Department of Education, Navient: Don’t Rely On Loan Servicers

Michael Lux Blog, News, Student Loans 0 Comments

Both the Department of Education and Navient, in separate lawsuits, have argued that borrowers should not rely upon information provided by their loan servicer.

In one lawsuit, the Consumer Financial Protection Bureau is suing Navient for “failing borrowers at every stage of repayment.”  Even though Navient holds itself out as a loan servicer whose “priority is to help each of our 12 million customers successfully manage their loans in a way that works for their individual circumstances,” in court, Navient takes a dramatically different position.  In response to the CFPB lawsuit Navient claims that, “There is no expectation that the servicer will act in the interest of the consumer.”  Instead, Navient claims they are simply responsible for debt collection.

In an unrelated lawsuit, four federal loan borrowers are suing the Department of Education due to its retroactive cancellation of certified Public Service Student Loan Forgiveness payments.  The four plaintiffs had previously received letters from their loan servicer indicating that they were on the right repayment plan and that they were employed by a qualifying employer for purposes of Public Service Loan Forgiveness.  In response to the lawsuit, the Department of Education has argued that borrowers could not rely upon their servicer, FedLoan Servicing, “to say accurately whether they qualify for debt forgiveness.”

US taxpayers are owed over a trillion dollars by student loan borrowers.  Taxpayers also fund massive contracts to loan servicers such as FedLoan Servicing and Navient to collect the debt and aid borrowers in repayment.  On the Department of Education’s website, borrowers are told that “A loan servicer will help you manage the repayment of your federal student loans—for free.”  Borrowers are likewise instructed by the Department of Education to contact their servicer with specific questions about their loans.

Loan Servicer Accountability

The issue of student loan servicer accountability is not a new issue.  For years lenders have avoided answering questions via email.  It is much harder for a borrower to prove they were told information over the phone compared to providing an email.

Customer Service Representatives are not required to have a specialized background in finance, and the quality of their training is suspect.  It is for this reason that suggestions made on this site often include the tip that borrowers should call their servicer multiple times to make sure they are speaking to someone knowledgeable and getting accurate information.

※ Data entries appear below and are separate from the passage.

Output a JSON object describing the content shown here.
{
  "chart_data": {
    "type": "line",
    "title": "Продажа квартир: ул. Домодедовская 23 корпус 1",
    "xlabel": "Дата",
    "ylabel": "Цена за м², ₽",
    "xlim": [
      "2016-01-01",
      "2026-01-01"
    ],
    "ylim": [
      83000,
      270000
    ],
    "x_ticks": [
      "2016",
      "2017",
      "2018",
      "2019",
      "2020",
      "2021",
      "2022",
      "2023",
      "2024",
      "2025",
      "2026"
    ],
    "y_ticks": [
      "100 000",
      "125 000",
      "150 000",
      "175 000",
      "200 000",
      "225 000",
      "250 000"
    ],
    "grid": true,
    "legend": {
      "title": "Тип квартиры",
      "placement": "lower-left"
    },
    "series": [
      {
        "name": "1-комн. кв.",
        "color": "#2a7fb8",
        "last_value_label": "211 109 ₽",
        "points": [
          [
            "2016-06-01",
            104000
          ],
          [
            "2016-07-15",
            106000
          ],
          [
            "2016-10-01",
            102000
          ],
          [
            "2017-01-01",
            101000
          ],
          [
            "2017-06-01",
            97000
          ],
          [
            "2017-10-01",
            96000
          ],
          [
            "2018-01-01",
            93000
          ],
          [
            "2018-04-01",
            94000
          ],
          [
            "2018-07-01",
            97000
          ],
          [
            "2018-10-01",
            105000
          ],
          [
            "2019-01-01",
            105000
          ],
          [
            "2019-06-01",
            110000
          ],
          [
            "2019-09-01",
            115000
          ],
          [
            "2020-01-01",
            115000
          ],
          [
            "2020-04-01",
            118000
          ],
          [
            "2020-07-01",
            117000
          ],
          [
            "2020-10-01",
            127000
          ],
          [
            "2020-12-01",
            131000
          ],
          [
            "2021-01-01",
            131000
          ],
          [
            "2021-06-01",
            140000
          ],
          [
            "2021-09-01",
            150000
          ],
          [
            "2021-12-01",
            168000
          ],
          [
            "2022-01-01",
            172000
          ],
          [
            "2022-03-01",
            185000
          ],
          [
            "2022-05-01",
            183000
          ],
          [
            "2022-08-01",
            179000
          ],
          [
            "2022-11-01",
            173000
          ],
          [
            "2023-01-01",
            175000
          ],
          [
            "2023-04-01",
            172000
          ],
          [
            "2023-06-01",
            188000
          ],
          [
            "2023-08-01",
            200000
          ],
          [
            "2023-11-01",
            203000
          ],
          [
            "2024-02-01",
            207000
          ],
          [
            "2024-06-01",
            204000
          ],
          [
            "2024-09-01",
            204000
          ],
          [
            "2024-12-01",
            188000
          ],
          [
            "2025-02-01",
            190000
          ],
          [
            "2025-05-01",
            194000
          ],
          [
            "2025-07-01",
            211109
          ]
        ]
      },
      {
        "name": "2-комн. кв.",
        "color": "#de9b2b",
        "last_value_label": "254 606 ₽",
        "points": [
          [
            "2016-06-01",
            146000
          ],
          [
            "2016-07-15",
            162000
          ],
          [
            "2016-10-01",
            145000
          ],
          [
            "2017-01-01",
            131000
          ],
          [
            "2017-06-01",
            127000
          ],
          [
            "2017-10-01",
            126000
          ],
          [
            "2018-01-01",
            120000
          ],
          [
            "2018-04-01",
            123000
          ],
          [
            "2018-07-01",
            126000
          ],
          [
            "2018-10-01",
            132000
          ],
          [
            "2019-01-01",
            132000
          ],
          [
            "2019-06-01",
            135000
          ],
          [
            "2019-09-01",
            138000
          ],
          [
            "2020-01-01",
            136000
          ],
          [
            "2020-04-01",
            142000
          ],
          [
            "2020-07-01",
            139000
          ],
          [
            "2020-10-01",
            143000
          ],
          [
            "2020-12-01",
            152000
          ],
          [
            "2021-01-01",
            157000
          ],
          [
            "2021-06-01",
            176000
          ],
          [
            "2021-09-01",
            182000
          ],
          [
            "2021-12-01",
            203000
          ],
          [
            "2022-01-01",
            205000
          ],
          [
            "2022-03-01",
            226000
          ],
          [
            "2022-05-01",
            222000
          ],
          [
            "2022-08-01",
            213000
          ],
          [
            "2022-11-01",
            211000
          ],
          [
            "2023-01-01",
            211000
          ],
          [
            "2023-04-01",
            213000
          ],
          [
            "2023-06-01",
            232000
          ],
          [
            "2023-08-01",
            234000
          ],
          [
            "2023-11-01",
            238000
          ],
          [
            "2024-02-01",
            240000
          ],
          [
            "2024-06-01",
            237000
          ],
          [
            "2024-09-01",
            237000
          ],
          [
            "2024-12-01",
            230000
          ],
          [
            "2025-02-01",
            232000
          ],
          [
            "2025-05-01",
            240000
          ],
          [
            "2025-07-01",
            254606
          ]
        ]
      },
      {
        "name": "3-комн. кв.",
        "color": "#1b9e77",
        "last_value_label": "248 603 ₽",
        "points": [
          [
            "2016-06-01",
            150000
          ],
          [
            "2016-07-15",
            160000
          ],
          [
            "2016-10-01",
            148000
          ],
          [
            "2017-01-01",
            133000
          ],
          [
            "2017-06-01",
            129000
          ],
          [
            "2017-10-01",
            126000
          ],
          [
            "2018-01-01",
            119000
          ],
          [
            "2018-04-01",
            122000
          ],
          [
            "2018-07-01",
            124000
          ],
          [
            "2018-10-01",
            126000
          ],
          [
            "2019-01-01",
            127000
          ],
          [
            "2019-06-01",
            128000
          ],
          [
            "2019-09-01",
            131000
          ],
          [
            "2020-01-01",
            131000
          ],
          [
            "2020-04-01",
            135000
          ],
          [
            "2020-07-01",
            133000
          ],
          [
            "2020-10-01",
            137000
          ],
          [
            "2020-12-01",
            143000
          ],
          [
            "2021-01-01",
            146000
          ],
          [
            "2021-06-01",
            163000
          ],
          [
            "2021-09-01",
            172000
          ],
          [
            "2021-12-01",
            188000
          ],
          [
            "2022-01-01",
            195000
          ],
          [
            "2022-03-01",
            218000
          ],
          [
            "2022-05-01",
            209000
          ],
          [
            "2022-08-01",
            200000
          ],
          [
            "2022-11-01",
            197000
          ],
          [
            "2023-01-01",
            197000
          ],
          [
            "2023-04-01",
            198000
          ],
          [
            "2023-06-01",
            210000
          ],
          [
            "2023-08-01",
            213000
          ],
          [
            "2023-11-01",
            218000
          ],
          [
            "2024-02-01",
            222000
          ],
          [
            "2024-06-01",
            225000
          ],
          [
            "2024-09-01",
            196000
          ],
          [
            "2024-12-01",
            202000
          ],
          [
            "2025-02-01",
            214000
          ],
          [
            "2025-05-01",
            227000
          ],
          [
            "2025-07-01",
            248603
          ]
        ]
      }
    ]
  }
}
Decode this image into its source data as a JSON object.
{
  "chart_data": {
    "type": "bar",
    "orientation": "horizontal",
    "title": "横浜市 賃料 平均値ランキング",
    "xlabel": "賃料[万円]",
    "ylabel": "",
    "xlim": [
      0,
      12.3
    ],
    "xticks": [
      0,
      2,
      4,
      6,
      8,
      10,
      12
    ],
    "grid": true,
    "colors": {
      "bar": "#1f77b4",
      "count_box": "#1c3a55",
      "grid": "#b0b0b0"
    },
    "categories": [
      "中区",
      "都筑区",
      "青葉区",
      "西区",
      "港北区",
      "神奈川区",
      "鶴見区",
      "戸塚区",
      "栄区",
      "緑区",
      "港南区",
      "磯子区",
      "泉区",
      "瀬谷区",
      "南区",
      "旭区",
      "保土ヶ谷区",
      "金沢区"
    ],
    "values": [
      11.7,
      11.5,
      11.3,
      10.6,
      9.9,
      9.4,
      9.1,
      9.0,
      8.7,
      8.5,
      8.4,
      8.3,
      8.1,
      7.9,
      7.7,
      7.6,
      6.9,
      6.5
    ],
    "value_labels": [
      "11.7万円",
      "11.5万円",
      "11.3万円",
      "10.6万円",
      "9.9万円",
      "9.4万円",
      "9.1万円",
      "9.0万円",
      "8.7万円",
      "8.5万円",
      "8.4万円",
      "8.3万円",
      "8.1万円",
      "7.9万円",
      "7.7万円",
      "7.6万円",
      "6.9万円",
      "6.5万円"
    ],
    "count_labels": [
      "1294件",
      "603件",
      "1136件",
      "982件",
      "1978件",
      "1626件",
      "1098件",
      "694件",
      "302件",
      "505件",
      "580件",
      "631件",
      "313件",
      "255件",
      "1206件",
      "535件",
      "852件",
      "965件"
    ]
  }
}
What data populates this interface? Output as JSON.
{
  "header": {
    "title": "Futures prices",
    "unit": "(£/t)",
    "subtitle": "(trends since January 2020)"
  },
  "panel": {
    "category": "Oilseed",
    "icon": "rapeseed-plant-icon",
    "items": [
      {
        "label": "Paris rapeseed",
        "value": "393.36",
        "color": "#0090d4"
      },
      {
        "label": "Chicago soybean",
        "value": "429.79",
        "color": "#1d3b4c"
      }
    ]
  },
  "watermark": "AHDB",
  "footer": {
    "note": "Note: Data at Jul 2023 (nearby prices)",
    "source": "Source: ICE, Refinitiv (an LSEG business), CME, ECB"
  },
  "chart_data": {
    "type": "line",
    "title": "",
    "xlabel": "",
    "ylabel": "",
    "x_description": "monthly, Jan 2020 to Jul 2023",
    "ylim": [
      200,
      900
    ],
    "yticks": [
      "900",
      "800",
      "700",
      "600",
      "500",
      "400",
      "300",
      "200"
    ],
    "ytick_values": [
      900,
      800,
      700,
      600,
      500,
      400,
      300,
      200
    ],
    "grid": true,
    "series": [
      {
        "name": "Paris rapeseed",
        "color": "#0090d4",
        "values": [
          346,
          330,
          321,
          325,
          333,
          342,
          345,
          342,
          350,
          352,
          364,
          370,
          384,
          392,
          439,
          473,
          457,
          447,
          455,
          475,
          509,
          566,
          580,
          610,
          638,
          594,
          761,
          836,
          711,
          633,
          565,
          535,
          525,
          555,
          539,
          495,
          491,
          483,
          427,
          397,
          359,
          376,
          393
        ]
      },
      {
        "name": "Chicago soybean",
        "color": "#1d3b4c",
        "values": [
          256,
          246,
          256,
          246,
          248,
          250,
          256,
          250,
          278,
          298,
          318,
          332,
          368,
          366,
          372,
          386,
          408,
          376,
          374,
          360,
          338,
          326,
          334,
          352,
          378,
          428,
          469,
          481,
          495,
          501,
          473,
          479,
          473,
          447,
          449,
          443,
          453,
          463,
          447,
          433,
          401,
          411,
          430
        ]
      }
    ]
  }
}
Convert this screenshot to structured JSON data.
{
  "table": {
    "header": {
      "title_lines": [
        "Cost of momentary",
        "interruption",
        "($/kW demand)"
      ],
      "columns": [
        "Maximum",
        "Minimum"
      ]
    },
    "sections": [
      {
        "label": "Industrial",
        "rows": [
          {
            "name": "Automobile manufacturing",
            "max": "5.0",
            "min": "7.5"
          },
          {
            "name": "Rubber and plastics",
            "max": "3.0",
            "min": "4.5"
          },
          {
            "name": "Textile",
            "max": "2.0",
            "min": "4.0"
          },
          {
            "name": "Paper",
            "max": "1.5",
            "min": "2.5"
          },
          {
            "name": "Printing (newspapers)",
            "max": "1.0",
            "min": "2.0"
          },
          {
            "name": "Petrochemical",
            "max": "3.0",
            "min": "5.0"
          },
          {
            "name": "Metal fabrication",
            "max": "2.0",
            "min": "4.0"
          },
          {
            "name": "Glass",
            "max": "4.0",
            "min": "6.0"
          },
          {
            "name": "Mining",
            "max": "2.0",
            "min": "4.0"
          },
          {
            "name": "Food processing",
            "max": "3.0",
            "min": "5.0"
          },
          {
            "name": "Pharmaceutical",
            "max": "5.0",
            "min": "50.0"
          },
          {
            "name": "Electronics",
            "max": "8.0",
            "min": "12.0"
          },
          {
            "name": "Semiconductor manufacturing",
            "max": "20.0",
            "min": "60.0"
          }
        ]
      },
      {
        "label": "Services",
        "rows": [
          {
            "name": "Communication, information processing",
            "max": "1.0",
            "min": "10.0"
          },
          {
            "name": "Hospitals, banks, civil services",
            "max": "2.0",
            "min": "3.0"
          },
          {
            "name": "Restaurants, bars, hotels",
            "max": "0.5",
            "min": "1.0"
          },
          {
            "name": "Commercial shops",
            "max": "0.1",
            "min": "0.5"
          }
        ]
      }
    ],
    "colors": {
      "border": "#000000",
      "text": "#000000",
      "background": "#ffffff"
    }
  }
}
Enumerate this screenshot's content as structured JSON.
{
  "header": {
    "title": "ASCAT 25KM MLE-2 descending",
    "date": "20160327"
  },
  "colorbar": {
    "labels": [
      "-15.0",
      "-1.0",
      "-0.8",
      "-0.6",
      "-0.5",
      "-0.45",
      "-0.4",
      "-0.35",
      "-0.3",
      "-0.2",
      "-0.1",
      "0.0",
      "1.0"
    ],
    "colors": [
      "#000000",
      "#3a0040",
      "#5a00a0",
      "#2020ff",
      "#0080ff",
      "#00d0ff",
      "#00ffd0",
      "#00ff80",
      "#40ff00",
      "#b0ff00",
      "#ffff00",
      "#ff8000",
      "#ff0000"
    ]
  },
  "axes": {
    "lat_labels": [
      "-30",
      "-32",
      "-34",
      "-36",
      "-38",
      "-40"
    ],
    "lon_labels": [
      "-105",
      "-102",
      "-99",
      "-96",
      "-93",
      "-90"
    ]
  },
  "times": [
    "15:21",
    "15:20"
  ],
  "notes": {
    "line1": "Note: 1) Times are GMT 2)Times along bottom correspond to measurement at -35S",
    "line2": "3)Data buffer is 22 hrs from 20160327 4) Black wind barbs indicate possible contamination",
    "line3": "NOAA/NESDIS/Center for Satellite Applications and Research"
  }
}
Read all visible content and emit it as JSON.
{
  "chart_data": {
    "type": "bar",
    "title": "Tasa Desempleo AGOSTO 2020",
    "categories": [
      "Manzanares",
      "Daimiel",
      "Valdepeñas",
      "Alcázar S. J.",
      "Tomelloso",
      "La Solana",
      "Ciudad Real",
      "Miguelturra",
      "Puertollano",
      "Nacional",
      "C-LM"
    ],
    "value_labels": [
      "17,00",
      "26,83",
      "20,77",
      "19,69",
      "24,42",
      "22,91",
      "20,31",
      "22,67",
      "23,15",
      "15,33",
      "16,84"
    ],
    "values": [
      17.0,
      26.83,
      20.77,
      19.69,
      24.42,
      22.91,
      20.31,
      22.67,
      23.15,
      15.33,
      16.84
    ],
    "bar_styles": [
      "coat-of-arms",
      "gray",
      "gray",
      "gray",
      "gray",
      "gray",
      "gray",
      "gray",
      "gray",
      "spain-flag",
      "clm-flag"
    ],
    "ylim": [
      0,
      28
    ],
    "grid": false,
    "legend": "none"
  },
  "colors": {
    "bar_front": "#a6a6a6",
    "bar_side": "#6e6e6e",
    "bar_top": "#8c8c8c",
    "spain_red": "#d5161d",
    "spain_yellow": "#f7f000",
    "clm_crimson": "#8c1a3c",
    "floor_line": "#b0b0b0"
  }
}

When inaccurate information is provided by a loan servicer, borrowers may receive an apology for being told incorrect information, but rarely with the loan servicer retroactively go back and correct mistakes made.  All too often borrowers rely upon bad information for years and are left with no recourse to correct the mistake.

The Borrower’s Dilemma

The recent arguments made in court by the Department of Education and Navient confirm what many borrowers have suspected for years: loan servicers cannot be relied upon for accurate student loan information.

The problem for borrowers is that in most cases, the loan servicer is the only source of information available.  Other websites and entities may provide tips or suggestions, but student loan repayment is an endeavor where the loan servicers often get the last word.  Deadlines, calculations, and fees are all determined by the loan servicer.  Repayment eligibility is governed by statute, but it is the loan servicers who decide who qualifies.

Borrower’s are left in a situation where they have to interact with loan servicers, they have to get information from loan servicers, but they can’t trust what they are being told.

The Bottom Line

Federal student loans are a trillion-dollar government enterprise and the people responsible for it, the Department of Education and loan servicers like Navient, say borrowers cannot rely on what they are being told.